If the banks were acting in good faith they would do the following:

  1. Respond to a TILA rescission notice with either acceptance and then acting in accordance with statute or a warning that they will file suit to vacate the rescission and that they will seek damages, attorneys fees and costs.
  2. File suit to vacate the rescission seeking injunctive and supplemental relief.

The whole reason the banks have never done that is that by filing suit they would need to establish legal standing — without the note or mortgage, both of which are void when the TILA rescission notice becomes effective. Standing could only be alleged by stating that the Plaintiff has been injured by the wrongful TILA rescission notice.

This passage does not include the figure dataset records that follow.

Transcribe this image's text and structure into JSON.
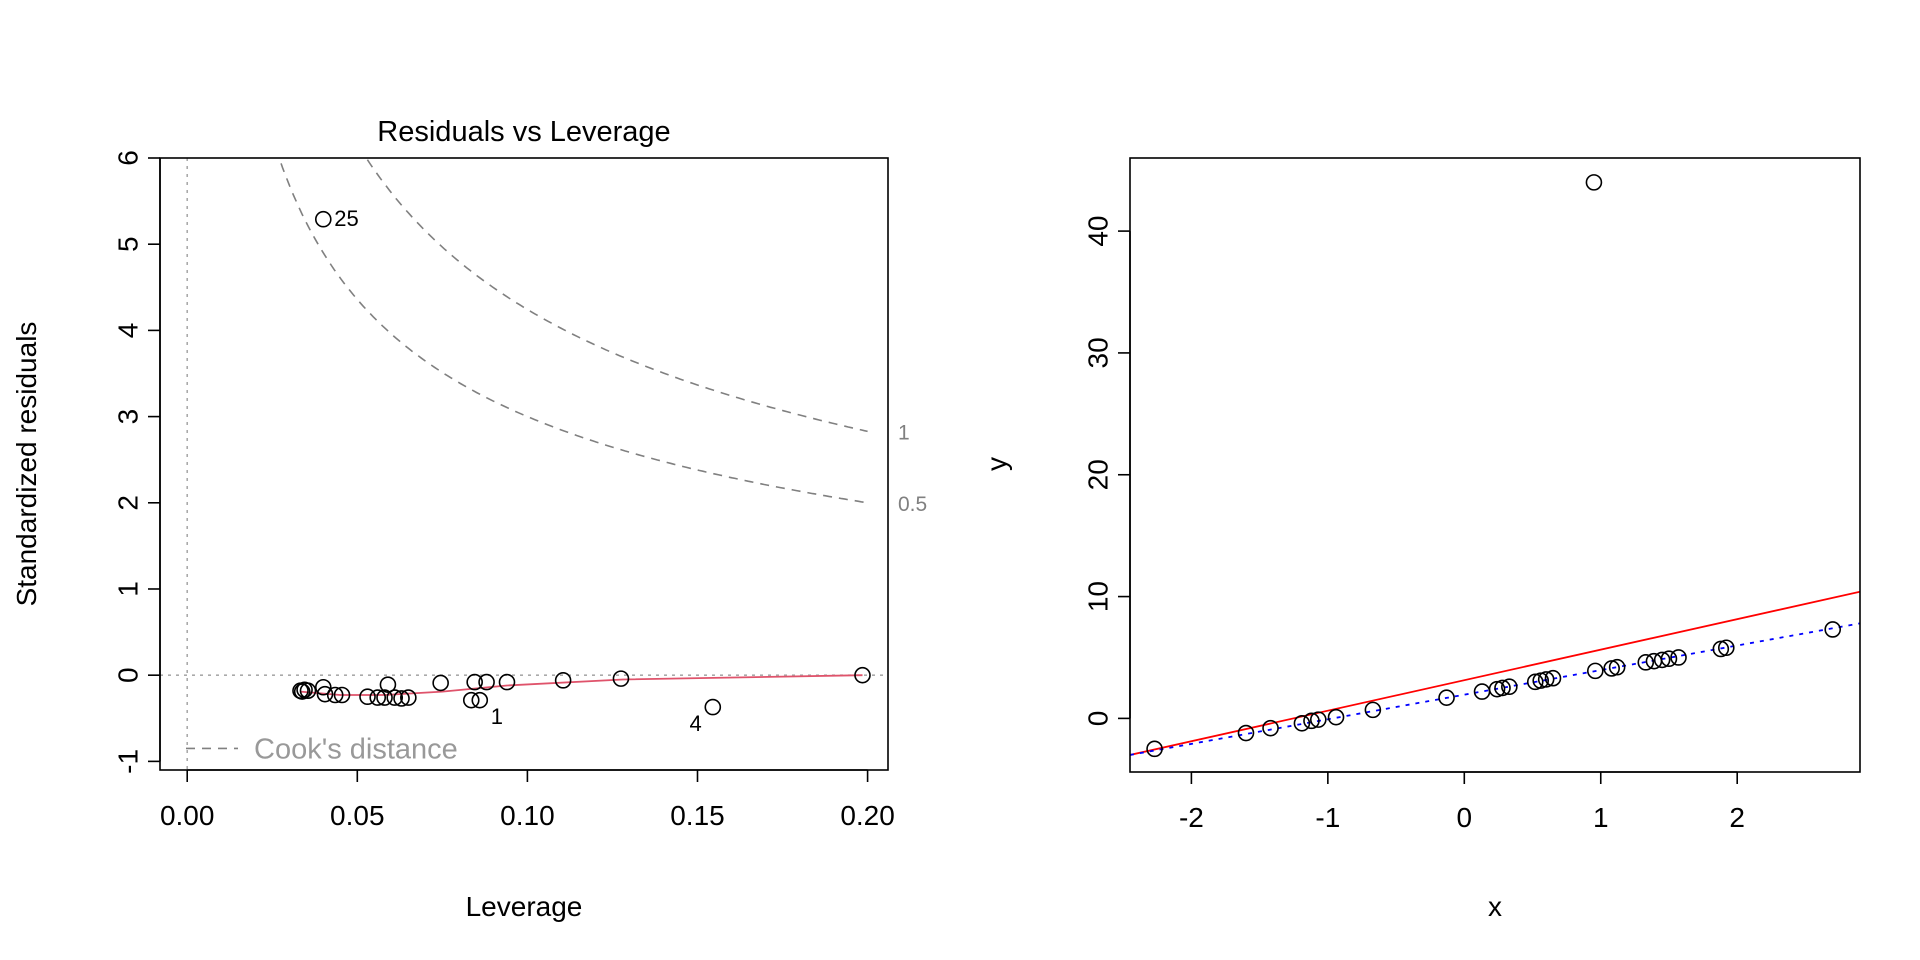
{
  "chart_data": [
    {
      "type": "scatter",
      "title": "Residuals vs Leverage",
      "xlabel": "Leverage",
      "ylabel": "Standardized residuals",
      "xlim": [
        -0.008,
        0.206
      ],
      "ylim": [
        -1.1,
        6.0
      ],
      "xticks": [
        0.0,
        0.05,
        0.1,
        0.15,
        0.2
      ],
      "xtick_labels": [
        "0.00",
        "0.05",
        "0.10",
        "0.15",
        "0.20"
      ],
      "yticks": [
        -1,
        0,
        1,
        2,
        3,
        4,
        5,
        6
      ],
      "ytick_labels": [
        "-1",
        "0",
        "1",
        "2",
        "3",
        "4",
        "5",
        "6"
      ],
      "points": [
        {
          "x": 0.0333,
          "y": -0.18
        },
        {
          "x": 0.0338,
          "y": -0.19
        },
        {
          "x": 0.0345,
          "y": -0.17
        },
        {
          "x": 0.0355,
          "y": -0.18
        },
        {
          "x": 0.04,
          "y": -0.14
        },
        {
          "x": 0.0405,
          "y": -0.22
        },
        {
          "x": 0.0435,
          "y": -0.23
        },
        {
          "x": 0.0455,
          "y": -0.23
        },
        {
          "x": 0.053,
          "y": -0.25
        },
        {
          "x": 0.056,
          "y": -0.26
        },
        {
          "x": 0.058,
          "y": -0.26
        },
        {
          "x": 0.059,
          "y": -0.11
        },
        {
          "x": 0.061,
          "y": -0.26
        },
        {
          "x": 0.063,
          "y": -0.27
        },
        {
          "x": 0.065,
          "y": -0.26
        },
        {
          "x": 0.0745,
          "y": -0.09
        },
        {
          "x": 0.0835,
          "y": -0.29
        },
        {
          "x": 0.0845,
          "y": -0.08
        },
        {
          "x": 0.086,
          "y": -0.29
        },
        {
          "x": 0.088,
          "y": -0.08
        },
        {
          "x": 0.094,
          "y": -0.08
        },
        {
          "x": 0.1105,
          "y": -0.06
        },
        {
          "x": 0.1275,
          "y": -0.04
        },
        {
          "x": 0.1545,
          "y": -0.37
        },
        {
          "x": 0.1985,
          "y": 0.0
        },
        {
          "x": 0.04,
          "y": 5.29
        }
      ],
      "point_labels": [
        {
          "text": "25",
          "x": 0.04,
          "y": 5.29,
          "side": "right"
        },
        {
          "text": "1",
          "x": 0.086,
          "y": -0.29,
          "side": "below-right"
        },
        {
          "text": "4",
          "x": 0.1545,
          "y": -0.37,
          "side": "below-left"
        }
      ],
      "smooth_line": [
        {
          "x": 0.0333,
          "y": -0.19
        },
        {
          "x": 0.045,
          "y": -0.23
        },
        {
          "x": 0.058,
          "y": -0.23
        },
        {
          "x": 0.075,
          "y": -0.19
        },
        {
          "x": 0.094,
          "y": -0.12
        },
        {
          "x": 0.128,
          "y": -0.05
        },
        {
          "x": 0.1985,
          "y": 0.0
        }
      ],
      "cooks_contours": [
        {
          "label": "1",
          "level": 1
        },
        {
          "label": "0.5",
          "level": 0.5
        }
      ],
      "legend": {
        "position": "bottom-left",
        "label": "Cook's distance"
      },
      "colors": {
        "points": "#000000",
        "smooth": "#DF536B",
        "cook": "#808080",
        "reference": "#aaaaaa"
      }
    },
    {
      "type": "scatter",
      "xlabel": "x",
      "ylabel": "y",
      "xlim": [
        -2.45,
        2.9
      ],
      "ylim": [
        -4.4,
        46.0
      ],
      "xticks": [
        -2,
        -1,
        0,
        1,
        2
      ],
      "xtick_labels": [
        "-2",
        "-1",
        "0",
        "1",
        "2"
      ],
      "yticks": [
        0,
        10,
        20,
        30,
        40
      ],
      "ytick_labels": [
        "0",
        "10",
        "20",
        "30",
        "40"
      ],
      "points": [
        {
          "x": -2.27,
          "y": -2.5
        },
        {
          "x": -1.6,
          "y": -1.2
        },
        {
          "x": -1.42,
          "y": -0.8
        },
        {
          "x": -1.19,
          "y": -0.4
        },
        {
          "x": -1.12,
          "y": -0.2
        },
        {
          "x": -1.07,
          "y": -0.1
        },
        {
          "x": -0.94,
          "y": 0.1
        },
        {
          "x": -0.67,
          "y": 0.7
        },
        {
          "x": -0.13,
          "y": 1.7
        },
        {
          "x": 0.13,
          "y": 2.2
        },
        {
          "x": 0.24,
          "y": 2.4
        },
        {
          "x": 0.28,
          "y": 2.5
        },
        {
          "x": 0.33,
          "y": 2.6
        },
        {
          "x": 0.52,
          "y": 3.0
        },
        {
          "x": 0.56,
          "y": 3.1
        },
        {
          "x": 0.6,
          "y": 3.2
        },
        {
          "x": 0.65,
          "y": 3.3
        },
        {
          "x": 0.96,
          "y": 3.9
        },
        {
          "x": 1.08,
          "y": 4.1
        },
        {
          "x": 1.12,
          "y": 4.2
        },
        {
          "x": 1.33,
          "y": 4.6
        },
        {
          "x": 1.39,
          "y": 4.7
        },
        {
          "x": 1.45,
          "y": 4.8
        },
        {
          "x": 1.5,
          "y": 4.9
        },
        {
          "x": 1.57,
          "y": 5.0
        },
        {
          "x": 1.88,
          "y": 5.7
        },
        {
          "x": 1.92,
          "y": 5.8
        },
        {
          "x": 2.7,
          "y": 7.3
        },
        {
          "x": 0.95,
          "y": 44.0
        }
      ],
      "lines": [
        {
          "name": "",
          "color": "#ff0000",
          "style": "solid",
          "from": [
            -2.45,
            -3.0
          ],
          "to": [
            2.9,
            10.4
          ]
        },
        {
          "name": "",
          "color": "#0000ff",
          "style": "dotted",
          "from": [
            -2.45,
            -3.0
          ],
          "to": [
            2.9,
            7.8
          ]
        }
      ],
      "colors": {
        "points": "#000000"
      }
    }
  ]
}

So we are back at the beginning — in the end there is no standing in nearly all cases because the entire infrastructure is based upon fraud. This applies in foreclosure cases where courts have manufactured standing using presumptions of nonexistent facts. And it applies in what could be TILA rescission cases where the courts are assiduously avoiding any order vacating the Notice to Rescind.

5 Responses

  1. The eighth circuit has done it again! Previously,their decision in keiran vs Homecapital propelled Jesinoski to the supremes over the three year statute of repose. Now,the second time around,they have created new law ,in an insurmountable rebuttable presumption,where by the circuits own precedence,they decide that it has to be something extraordinary,as opposed to affidavits and evidence that disclosures were not delivered. Further ,they decide that the 20 days does not apply to banks, setting up a formula for stall tactics. Third,the panel ignores the text in regulation z on how to determine actual finance charges,which is the foundation of Tila ,itself. This circuit has a nasty precedence regarding the award of Tila rescission,as evidenced by Keiran vs Home capital,Jesinoski vs Countrywide, Peterson vs Bac, Sobieniak vs countrywide , etc…. this case is now in the en banc petition decision by the circuit,and could have devastating effects nationally,as well as in the circuit,because Jesinoski vs countrywide is stage directly behind Keiran,after being screened for Oral Argument with the exact same issues. See Keiran vs Homecapital , 15-3437, 8th cir. Petition ripping the panel to come

  2. My lawyer said the bank lost $30k in this Forclosere deal! What this has to do with me that modification deal was done in bad faith lost the house going thru pain and suffering

  3. Wish my situation just bad dream from all the bad faith I’ve been treated by Wells Fargo

  4. Servicers have 20 days to respond and file a lawsuit against the homeowner.